At once she became so weary that she could hardly reach her couch.
"What am I to do?" she asked herself in a lost voice.
Somewhere, no doubt, there was another Lilla, sane, able to act as well as to think, capable of solving even this dilemma. But that other Lilla remained far away, perhaps in the realm of those who, with an Alexandrian gesture, ruthlessly cut the knot of interwoven scruples, and for a brief season triumphed over the accidents of life! Raising her eyes in despair, she saw trembling on the ceiling a ray of light that resembled the blade of a spear.

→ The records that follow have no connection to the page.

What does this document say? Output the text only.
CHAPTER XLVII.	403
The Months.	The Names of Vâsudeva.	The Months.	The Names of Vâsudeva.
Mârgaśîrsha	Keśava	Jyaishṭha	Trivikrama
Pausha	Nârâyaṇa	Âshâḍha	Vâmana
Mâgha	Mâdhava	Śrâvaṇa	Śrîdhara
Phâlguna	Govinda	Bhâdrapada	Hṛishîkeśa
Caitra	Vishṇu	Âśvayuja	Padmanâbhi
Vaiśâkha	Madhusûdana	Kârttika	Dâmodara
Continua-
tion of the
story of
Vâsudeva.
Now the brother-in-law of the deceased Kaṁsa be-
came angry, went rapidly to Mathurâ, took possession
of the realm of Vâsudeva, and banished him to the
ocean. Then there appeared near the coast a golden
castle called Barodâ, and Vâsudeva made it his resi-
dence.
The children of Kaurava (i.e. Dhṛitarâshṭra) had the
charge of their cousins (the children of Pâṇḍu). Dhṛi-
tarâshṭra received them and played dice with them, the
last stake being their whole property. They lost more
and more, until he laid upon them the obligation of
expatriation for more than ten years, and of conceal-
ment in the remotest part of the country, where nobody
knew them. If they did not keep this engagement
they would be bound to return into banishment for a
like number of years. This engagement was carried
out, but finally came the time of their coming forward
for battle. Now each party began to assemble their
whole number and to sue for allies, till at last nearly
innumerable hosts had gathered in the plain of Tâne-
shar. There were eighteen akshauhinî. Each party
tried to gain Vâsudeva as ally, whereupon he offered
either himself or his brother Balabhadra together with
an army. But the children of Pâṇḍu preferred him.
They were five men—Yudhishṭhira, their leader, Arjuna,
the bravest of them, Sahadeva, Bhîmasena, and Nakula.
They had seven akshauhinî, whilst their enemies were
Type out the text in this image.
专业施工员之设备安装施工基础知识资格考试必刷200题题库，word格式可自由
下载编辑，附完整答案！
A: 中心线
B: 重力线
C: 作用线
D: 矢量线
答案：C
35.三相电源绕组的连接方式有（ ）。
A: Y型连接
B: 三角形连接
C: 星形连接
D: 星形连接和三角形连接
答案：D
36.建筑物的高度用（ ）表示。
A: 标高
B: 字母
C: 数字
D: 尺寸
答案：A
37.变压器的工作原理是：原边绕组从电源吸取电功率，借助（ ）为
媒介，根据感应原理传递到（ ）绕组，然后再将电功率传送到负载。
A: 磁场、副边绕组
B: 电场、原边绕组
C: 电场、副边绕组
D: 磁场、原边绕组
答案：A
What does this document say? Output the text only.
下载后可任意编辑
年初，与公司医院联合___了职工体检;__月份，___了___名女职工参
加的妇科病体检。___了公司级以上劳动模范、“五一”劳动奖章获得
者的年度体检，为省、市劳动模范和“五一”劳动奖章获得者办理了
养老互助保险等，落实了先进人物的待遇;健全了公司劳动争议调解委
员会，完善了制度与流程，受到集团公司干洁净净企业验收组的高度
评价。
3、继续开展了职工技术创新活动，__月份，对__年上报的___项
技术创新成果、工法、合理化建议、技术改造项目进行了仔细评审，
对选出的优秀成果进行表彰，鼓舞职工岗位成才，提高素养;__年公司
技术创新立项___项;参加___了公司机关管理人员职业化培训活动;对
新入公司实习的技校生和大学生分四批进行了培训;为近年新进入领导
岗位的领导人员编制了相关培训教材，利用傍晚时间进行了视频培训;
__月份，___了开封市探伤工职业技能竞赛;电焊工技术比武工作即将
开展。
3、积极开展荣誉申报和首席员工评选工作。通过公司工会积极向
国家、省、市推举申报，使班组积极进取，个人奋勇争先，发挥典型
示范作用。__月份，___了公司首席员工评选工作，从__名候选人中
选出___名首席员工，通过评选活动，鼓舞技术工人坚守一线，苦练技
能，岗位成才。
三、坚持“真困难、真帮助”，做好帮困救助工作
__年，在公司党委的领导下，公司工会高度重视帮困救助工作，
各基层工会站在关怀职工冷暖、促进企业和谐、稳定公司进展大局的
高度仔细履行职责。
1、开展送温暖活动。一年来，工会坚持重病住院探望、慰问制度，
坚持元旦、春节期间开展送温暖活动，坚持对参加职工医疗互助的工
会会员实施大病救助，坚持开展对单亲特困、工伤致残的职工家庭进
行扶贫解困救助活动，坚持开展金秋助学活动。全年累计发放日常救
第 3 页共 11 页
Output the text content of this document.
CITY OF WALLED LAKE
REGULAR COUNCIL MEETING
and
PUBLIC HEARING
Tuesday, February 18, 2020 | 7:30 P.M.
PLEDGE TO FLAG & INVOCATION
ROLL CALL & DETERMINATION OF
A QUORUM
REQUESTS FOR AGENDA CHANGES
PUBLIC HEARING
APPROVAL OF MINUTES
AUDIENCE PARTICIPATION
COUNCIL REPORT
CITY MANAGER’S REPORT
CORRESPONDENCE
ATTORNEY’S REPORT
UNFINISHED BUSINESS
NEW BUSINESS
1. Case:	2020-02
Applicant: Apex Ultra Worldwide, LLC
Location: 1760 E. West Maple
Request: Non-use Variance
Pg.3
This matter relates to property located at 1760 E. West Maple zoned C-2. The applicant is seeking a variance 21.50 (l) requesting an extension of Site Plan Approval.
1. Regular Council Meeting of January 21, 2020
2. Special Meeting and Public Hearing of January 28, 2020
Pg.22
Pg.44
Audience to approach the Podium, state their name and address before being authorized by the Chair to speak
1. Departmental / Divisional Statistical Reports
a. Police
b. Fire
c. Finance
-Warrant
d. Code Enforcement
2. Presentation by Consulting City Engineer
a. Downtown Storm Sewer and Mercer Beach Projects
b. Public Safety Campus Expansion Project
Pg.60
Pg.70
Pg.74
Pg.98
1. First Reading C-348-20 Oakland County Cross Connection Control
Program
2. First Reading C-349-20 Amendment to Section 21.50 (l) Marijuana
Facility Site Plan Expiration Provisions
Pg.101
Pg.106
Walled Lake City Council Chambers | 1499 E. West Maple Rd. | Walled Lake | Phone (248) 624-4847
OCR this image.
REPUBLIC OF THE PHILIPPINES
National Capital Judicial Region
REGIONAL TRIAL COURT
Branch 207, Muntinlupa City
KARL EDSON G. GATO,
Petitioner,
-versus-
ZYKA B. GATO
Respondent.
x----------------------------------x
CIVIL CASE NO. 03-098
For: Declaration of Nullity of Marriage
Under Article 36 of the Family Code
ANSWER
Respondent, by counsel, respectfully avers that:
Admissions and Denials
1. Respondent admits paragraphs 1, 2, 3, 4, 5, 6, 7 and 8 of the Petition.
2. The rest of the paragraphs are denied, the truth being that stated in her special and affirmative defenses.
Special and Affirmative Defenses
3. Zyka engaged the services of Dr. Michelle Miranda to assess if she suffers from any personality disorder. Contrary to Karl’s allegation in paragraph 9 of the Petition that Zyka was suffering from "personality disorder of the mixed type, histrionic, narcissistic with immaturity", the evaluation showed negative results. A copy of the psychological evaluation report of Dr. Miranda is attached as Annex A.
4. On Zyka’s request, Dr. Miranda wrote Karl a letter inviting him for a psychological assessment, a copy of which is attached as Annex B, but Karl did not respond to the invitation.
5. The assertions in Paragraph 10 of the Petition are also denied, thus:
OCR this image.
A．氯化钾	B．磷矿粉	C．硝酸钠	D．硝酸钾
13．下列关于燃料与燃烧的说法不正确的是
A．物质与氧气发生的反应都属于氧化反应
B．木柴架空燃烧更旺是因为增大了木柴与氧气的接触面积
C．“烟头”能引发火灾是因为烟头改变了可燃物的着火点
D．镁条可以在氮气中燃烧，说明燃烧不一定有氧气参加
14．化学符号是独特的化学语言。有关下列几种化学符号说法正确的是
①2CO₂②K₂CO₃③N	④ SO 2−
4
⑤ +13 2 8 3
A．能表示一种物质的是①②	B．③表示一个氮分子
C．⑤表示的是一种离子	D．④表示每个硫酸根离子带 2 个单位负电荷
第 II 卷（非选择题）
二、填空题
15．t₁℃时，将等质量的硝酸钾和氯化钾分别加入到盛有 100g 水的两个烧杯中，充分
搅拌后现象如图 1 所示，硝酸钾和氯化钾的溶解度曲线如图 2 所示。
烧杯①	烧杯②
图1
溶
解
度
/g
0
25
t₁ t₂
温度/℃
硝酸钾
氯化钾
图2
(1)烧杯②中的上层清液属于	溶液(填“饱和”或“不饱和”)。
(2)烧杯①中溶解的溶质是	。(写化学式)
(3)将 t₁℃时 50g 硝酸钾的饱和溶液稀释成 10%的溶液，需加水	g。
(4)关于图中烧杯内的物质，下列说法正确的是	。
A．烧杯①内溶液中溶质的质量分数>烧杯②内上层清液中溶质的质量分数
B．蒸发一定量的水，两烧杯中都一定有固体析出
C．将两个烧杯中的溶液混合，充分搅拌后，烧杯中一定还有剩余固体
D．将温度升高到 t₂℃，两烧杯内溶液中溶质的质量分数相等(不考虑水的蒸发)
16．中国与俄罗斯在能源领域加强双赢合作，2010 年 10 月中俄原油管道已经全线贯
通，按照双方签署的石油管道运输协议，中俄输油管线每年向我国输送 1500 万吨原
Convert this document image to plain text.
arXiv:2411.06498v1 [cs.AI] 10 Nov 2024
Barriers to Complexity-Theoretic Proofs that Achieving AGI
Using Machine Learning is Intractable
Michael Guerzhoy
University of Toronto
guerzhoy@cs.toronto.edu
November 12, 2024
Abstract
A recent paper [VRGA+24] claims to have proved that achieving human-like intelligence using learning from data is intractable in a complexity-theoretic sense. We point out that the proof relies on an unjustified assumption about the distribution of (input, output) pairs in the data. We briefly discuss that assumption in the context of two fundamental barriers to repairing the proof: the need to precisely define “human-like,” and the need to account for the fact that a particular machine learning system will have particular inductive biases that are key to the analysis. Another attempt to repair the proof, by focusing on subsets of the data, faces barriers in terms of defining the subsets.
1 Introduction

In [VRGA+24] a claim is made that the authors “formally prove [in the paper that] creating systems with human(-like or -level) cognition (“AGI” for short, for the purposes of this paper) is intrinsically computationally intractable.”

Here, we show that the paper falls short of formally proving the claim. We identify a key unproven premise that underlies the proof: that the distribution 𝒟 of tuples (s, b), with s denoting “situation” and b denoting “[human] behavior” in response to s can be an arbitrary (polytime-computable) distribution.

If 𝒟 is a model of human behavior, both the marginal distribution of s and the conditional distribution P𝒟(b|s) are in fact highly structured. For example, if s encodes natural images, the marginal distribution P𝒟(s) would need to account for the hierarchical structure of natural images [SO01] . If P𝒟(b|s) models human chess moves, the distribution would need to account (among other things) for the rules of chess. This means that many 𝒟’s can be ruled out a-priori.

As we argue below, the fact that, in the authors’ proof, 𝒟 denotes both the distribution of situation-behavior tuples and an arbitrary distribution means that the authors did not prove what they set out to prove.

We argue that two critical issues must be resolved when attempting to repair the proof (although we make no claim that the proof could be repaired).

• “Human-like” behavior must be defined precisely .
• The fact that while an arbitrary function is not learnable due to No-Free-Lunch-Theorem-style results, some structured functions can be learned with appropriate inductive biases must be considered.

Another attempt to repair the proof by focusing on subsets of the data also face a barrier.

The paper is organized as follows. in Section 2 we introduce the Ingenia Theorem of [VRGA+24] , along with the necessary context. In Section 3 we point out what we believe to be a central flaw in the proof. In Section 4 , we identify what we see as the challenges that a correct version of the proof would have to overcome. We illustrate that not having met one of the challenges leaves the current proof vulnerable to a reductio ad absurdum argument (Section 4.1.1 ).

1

There descended upon her the full weight of her forebodings--the superstitious dread that was typical of her emotional defectiveness, and that had its origin, perhaps, in those two unhappy persons who had been her parents. Yet when she moaned, "Ah, Anna Zanidov!" it was with an accent of reproach as keen as though the prophetess of a tragedy must be the cause of it.
The sunshine was dissolving the luxurious room. There came to her, like a dullness from a drug, the fancy that this world had no existence except that with which her credulity had endowed it. "All my life I have been dreaming this dream in which Lawrence and David, Hamoud and Anna Zanidov, America and Africa, are figments. Presently I shall wake and wonder why all these figments gave me so much pain."
She floated deliciously in this thought. She reflected, with a vague smile:
"I must go and restore the appearance of happiness to that poor phantom downstairs."